Giving may be Part of Our Survival Instinct
 
  Vijai P. Sharma, Ph.D

 Thanksgiving is not just about thanking, it's also about giving.  The propensity to give may be "wired" in our brains.  As we start growing up, the propensity for giving can be further developed or stifled by significant others.  I can never forget when I gave a bunch of candies to my two-year old nephew and it understandably thrilled his total being.  But what he did next took me by surprise.  He straight away went to his sister's bed who was taking a nap at the time.  He grabbed as many candies as his little hand could hold and put them under the pillow of his sleeping sister.  Only then he sat down to enjoy a candy himself.  My little nephew performed this act of giving without anybody's prompting.  

When I was six, one day my ten-year-old brother came in from outside beaming with joy.  He had found an "anna" (Indian currency) lying in the street.  He invited me to come with him to the sweetshop round the corner.   As we came to the shop, he offered to buy any sweets I fancied.  In those days, one could buy a lot of sweets with an anna.  I would never forget the joy I felt over this generous act of my brother.  He bought me whatever I wanted and I shared it with him.  We couldn't tell anyone at home about this because those kinds of sweets were regarded as unhealthy at our home and we would have gotten a big lecture about eating that "junk."      
Child-development researchers say that giving and helping others stem from empathy, a trait that is almost unique to human beings.  Empathy in brief is the ability to feel and "know' what someone else is experiencing.  In this article I will discuss how empathy develops and what parents can do to encourage it.  

The proof of rudimentary empathy is present even in infants.   If one baby cries, another baby within the hearing range, also starts crying.  We used to think that it was the noise that triggered the crying, but now we know that infants cry far less from other types of noises (even the louder noises) than when they hear another infant crying.  It is definitely the sound of another fellow-being in distress that triggers the baby's crying.    
The sympathetic crying reflex of an infant is a precursor to empathy which is the ability to feel the distress or joy of another fellow being and react as if it is one's own.  Empathy made it possible for human beings to evolve as hunting and farming groups against circumstances that must have threatened their survival on many occasions.  Empathy allows us to move beyond mere survival to helping our fellow beings.  Because of empathy, we can understand other people's feelings, wants, and needs.  We then try to offer them help according to their feelings, wants, and needs.  Empathy creates in us the sense, "I am like you, and you are like me."  The empathetic thought motivates us to act, "Had I been in your place, I would've liked someone to help me out.  So, I'll do for you what I would've liked someone to do for me."    

 Babies before their second birthday, try to help others in distress, for example, by offering their teddy or asking their own mother to help.  By fourth or fifth birthday, children can understand the social situations that can cause others distress.  Parents can encourage or discourage empathy by their own behavior.  Parents who are warm and habitually empathize with their child cause an increase in his or her empathy.  When parents habitually ask their child, "How would you have felt if someone else did it (or said that) to you?" they help the child to later ask that question to himself or herself.     

 Making harsh and heartless statements about others even about those you are angry with may suppress your child's empathy and teach him or her to be callous to others.  If your children act in a hurtful way towards others, just getting mad and punishing them may teach them to not do the same thing again, but it won't increase their ability to empathize with others.  For that purpose, when your child acts in a hurtful manner, clearly state the consequences of that behavior for others.    

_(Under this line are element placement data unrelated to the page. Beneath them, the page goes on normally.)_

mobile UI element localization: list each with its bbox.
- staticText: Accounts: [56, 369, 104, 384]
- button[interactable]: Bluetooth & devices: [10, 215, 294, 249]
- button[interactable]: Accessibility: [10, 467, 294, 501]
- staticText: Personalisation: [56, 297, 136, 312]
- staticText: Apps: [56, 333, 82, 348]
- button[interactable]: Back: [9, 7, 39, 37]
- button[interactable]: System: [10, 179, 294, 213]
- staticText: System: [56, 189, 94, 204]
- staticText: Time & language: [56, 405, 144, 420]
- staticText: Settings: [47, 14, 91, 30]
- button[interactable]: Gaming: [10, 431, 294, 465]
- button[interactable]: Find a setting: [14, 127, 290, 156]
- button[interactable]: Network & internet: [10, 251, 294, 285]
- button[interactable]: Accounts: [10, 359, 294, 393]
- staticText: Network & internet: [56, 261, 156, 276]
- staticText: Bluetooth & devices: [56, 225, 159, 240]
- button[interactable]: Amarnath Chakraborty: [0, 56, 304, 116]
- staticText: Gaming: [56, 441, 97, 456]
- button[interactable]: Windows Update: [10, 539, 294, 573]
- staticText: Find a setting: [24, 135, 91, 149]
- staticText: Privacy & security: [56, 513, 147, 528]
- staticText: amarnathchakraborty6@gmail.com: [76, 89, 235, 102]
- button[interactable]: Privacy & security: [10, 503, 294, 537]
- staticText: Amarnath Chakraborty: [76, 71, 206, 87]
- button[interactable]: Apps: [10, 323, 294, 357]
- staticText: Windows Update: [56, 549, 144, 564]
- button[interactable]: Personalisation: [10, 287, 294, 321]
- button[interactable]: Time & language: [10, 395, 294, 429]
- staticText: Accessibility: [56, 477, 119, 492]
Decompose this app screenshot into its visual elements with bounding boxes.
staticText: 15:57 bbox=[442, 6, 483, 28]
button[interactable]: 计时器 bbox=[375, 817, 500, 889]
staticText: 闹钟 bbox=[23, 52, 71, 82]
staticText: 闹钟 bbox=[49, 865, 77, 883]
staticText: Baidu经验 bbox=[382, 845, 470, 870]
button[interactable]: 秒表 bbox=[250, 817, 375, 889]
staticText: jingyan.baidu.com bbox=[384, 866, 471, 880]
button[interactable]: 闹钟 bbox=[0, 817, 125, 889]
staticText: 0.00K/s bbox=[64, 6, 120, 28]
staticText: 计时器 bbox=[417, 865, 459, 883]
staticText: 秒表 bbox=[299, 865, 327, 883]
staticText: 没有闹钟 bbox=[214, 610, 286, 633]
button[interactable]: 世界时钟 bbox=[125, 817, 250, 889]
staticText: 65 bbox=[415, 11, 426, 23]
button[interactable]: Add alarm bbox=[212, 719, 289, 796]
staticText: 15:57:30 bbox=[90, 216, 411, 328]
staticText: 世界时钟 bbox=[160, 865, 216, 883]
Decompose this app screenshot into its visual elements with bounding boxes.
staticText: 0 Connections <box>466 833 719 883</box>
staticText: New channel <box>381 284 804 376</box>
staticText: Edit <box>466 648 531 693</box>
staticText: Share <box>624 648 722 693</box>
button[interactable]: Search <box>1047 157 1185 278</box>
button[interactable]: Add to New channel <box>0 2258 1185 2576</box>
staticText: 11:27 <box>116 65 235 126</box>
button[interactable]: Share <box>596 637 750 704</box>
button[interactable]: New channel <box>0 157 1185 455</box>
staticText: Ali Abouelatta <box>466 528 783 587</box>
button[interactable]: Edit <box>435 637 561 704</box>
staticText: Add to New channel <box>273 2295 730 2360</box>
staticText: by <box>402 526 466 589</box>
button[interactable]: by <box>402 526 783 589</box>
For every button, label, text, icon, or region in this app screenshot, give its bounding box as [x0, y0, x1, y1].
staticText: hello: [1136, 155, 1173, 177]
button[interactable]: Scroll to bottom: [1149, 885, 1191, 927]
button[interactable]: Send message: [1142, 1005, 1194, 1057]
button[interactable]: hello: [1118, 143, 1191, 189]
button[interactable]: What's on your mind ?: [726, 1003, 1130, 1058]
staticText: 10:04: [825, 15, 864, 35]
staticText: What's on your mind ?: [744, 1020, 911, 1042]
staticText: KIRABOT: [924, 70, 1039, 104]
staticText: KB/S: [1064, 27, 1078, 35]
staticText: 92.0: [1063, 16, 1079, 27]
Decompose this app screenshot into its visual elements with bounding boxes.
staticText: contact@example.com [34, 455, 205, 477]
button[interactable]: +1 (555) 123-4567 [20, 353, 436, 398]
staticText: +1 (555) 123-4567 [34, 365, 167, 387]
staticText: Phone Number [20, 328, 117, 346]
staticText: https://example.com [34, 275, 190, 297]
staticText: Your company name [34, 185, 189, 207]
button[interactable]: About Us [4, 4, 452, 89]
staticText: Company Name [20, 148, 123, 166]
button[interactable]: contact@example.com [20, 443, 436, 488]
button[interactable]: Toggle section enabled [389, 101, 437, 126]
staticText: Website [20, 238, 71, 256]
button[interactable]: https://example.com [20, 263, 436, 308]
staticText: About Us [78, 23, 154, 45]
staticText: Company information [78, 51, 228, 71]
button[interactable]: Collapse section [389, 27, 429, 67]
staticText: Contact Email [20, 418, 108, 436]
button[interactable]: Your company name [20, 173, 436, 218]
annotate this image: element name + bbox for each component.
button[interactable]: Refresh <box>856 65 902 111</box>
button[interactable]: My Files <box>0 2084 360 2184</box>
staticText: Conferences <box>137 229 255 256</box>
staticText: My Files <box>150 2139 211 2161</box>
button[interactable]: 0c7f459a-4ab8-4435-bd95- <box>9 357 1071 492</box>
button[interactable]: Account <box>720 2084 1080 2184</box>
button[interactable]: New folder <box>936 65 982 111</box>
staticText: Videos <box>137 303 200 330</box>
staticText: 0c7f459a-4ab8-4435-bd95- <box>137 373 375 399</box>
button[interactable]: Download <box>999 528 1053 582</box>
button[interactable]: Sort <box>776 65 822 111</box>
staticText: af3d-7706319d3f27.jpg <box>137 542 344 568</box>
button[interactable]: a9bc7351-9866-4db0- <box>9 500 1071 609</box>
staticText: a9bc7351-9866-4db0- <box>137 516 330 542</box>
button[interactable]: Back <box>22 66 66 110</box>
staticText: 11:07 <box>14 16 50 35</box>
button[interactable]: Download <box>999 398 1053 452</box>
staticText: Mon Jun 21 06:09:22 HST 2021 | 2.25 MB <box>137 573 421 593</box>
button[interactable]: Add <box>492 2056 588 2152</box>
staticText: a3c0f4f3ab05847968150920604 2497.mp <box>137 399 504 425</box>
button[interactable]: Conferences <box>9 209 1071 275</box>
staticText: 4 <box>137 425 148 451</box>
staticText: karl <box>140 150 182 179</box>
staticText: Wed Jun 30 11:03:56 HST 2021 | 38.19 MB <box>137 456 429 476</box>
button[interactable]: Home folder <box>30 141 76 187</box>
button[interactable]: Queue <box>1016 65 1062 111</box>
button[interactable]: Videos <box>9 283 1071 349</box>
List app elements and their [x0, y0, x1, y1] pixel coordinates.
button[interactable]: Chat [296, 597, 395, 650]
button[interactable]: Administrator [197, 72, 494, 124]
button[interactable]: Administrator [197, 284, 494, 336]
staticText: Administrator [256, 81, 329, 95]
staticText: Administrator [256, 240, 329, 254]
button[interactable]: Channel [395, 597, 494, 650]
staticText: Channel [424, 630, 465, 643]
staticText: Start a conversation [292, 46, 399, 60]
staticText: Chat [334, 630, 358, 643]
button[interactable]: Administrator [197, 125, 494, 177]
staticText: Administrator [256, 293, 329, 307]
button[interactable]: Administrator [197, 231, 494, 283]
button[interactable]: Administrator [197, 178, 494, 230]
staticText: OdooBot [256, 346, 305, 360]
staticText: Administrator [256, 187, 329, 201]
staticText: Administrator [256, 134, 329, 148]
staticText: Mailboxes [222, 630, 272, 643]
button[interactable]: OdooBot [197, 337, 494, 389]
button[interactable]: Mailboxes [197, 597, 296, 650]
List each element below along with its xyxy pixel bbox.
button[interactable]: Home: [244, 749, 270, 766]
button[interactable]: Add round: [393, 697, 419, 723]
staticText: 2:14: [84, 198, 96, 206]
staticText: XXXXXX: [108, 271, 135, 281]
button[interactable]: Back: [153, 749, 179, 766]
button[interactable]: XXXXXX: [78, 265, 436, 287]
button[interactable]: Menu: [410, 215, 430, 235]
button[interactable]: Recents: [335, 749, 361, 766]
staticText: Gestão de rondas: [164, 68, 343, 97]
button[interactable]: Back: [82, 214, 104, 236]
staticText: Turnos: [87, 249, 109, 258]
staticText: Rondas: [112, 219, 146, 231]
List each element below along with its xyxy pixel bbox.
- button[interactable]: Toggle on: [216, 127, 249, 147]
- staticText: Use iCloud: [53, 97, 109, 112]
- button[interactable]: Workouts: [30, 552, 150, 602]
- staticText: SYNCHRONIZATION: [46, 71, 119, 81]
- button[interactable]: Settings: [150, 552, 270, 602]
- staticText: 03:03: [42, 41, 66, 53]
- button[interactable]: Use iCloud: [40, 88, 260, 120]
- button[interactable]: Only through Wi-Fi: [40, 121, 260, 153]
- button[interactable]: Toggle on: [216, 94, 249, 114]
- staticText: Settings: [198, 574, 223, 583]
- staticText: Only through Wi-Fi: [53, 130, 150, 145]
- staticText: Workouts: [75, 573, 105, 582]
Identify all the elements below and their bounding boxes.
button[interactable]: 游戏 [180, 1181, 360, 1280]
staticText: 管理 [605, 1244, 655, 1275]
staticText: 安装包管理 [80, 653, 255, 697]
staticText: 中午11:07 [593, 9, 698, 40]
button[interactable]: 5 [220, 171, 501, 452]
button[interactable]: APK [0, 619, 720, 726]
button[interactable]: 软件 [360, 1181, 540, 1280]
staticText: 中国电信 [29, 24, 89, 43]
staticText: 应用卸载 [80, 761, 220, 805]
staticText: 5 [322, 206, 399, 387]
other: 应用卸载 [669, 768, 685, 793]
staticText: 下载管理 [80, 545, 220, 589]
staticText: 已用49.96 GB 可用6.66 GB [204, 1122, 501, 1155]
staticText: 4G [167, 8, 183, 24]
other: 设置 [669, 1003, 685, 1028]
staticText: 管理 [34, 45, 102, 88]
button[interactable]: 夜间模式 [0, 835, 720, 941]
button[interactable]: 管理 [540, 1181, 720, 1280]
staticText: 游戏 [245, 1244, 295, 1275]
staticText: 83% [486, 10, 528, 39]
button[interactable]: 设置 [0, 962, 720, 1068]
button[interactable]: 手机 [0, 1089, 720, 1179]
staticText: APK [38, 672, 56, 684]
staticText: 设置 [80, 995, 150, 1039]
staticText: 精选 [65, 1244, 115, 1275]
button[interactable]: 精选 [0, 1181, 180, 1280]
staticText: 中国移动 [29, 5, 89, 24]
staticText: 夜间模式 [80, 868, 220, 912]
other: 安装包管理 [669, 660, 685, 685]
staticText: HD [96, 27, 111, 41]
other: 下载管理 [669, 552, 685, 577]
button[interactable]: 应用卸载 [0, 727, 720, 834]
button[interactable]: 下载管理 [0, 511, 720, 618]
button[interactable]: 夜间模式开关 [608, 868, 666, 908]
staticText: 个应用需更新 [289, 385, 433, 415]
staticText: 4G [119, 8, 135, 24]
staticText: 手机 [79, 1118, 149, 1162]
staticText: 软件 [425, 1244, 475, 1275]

 Make it a habit to discuss emotions with your children, theirs, yours, and of others.  It's a pity that we often avoid to talk about our emotions and feelings from our children.  Also, don't be shy of expressing your positive emotions in front of your children. The only emotion many parents demonstrate is of anger and then they wonder why their children are "hateful" or "mean" to them.  

 Set an example of giving of yourself to others as children best learn from an example.  Remember everybody always has something to give to others.  Louis Fillmore once said, "Those who think they have nothing to give, should remember that they can always give of themselves and they can always render some kind of service, even if it be nothing more than a few words of cheer."  Mother Teresa and Princess Diana set an extraordinary example of giving themselves to inspire us to feel the pain of everyone in distress.      

file: empathy 11/18/97 index: self-development, empathy.